Я забыл здесь, как зовут родную мать.
Здесь только пыль, пыль, пыль от шагающих
сапог.
И отдыха нет на войне солдату.

Деревня называлась Самокража. Странное это название запомнилось надолго. Вечером полк расположился на лугу перед околицей, командиры сразу же заставили рыть окопы. Земля спеклась, рыли ее так и эдак, чтобы докопаться до сырой мякоти. Приказано было рыть в полный рост. Лопат не хватало, ротный заставлял копать хоть ложками. Новосильцев смотался в деревню, принес несколько больших лопат. Страх перед новой бомбежкой делал чудеса, откуда силы брались. Под утро я заснул, стоя в щели, выкопанной по грудь.

К полудню через позиции полка потекли отступающие части какой-то кадровой бригады. Дойдя до ополчения, разбрелись по окопам, выпрашивая курево, выменивали на водку остатки своего оружия. Солдат, у которого я за махру сторговал семизарядную винтовку, сунул мои три желтенькие пачки в сумку, набитую морковкой, потребовал добавить еще пачку сахара и кусок мыла. Тут же бесцеремонно заглянул мне в вещмешок, цапнул оттуда синюю жестянку, открыл, расхохотался: зубной порошок! Я покраснел, вспомнив свою привычку чистить утром зубы. В отместку я принялся с ехидцей спрашивать, как они, кадровые, драпали, – от самой границы? Оказывается, красноармеец и немцев по-настоящему не видел. Вояки! Слушая его, я исполнился пренебрежением к его кадровой бригаде, ныне скорее похожей на толпу беженцев, кожаные свои ремни и те они сменили на брезентовые, отчего сразу потерялся их воинский облик.

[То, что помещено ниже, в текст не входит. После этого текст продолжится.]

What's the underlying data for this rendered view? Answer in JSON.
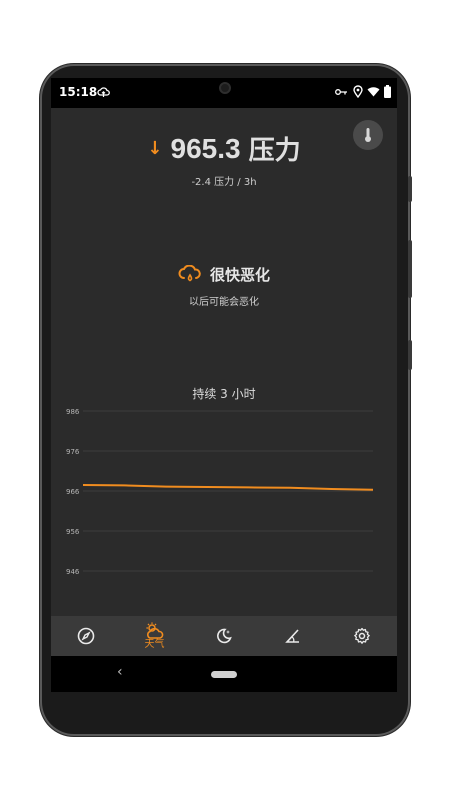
{
  "status_bar": {
    "time": "15:18",
    "icons": [
      "cloud-upload-icon",
      "key-icon",
      "location-icon",
      "wifi-icon",
      "battery-icon"
    ]
  },
  "header": {
    "pressure_value": "965.3",
    "pressure_unit": "压力",
    "trend_arrow": "↓",
    "change_text": "-2.4 压力 / 3h"
  },
  "forecast": {
    "title": "很快恶化",
    "subtitle": "以后可能会恶化"
  },
  "duration_label": "持续 3 小时",
  "colors": {
    "accent": "#f08c1f",
    "background": "#2b2b2b",
    "nav_background": "#3a3a3a"
  },
  "chart_data": {
    "type": "line",
    "ylim": [
      946,
      986
    ],
    "y_ticks": [
      986,
      976,
      966,
      956,
      946
    ],
    "series": [
      {
        "values": [
          967.5,
          967.4,
          967.1,
          967.0,
          966.9,
          966.8,
          966.5,
          966.3
        ]
      }
    ],
    "grid": true
  },
  "navbar": {
    "items": [
      {
        "icon": "compass-icon",
        "label": ""
      },
      {
        "icon": "weather-icon",
        "label": "天气",
        "active": true
      },
      {
        "icon": "moon-icon",
        "label": ""
      },
      {
        "icon": "angle-icon",
        "label": ""
      },
      {
        "icon": "gear-icon",
        "label": ""
      }
    ]
  },
  "system_nav": {
    "back": "‹"
  }
}
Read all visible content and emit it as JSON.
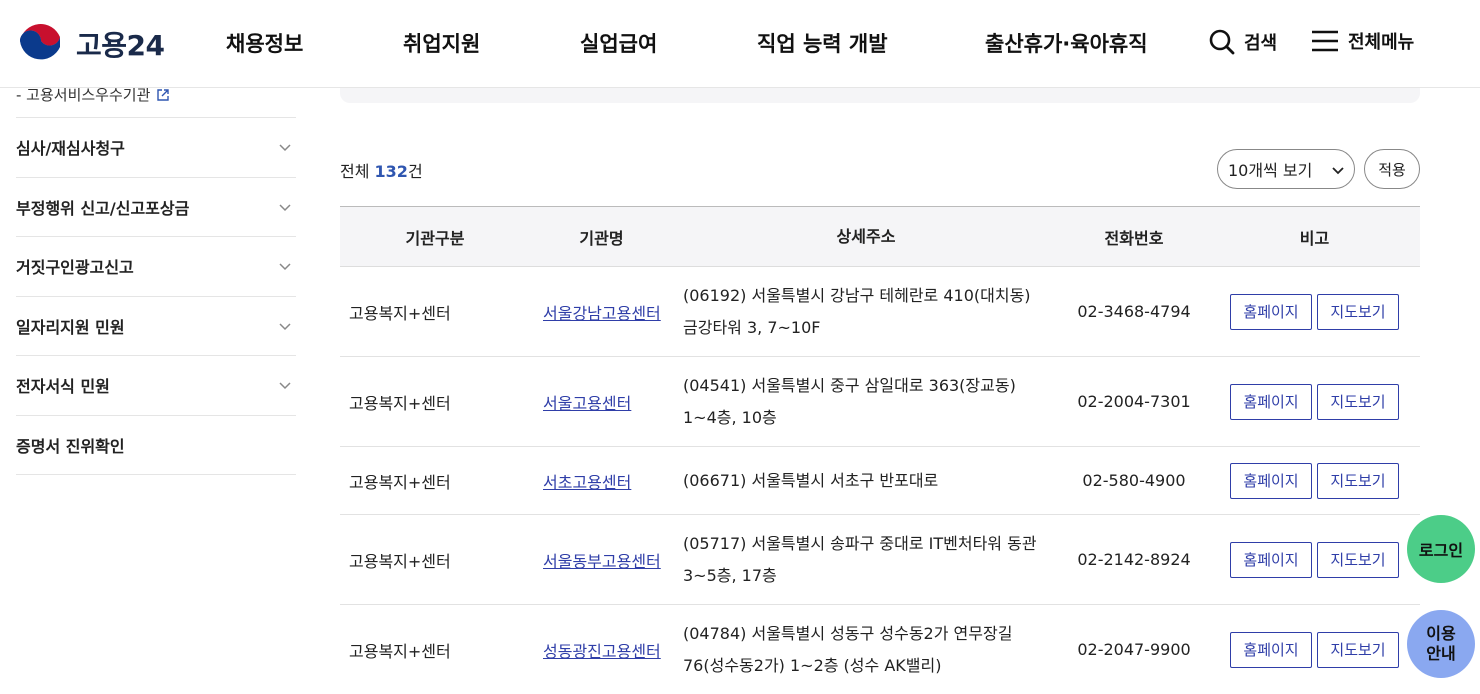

Солдат закрутил махру в длинную цигарку, поджег, блаженно затянулся и пояснил по-отечески, что невозможно воевать без отступа, соображение, которое не приходило мне в голову. «Ни шагу назад» – только губить людей попусту. Бежать вообще-то нельзя, бежать – он догонит, он на машинах, с ним маневр необходим, в маневре надо где зацепиться, где в сторонке схорониться, можно и поспешать, только чтобы своих не терять.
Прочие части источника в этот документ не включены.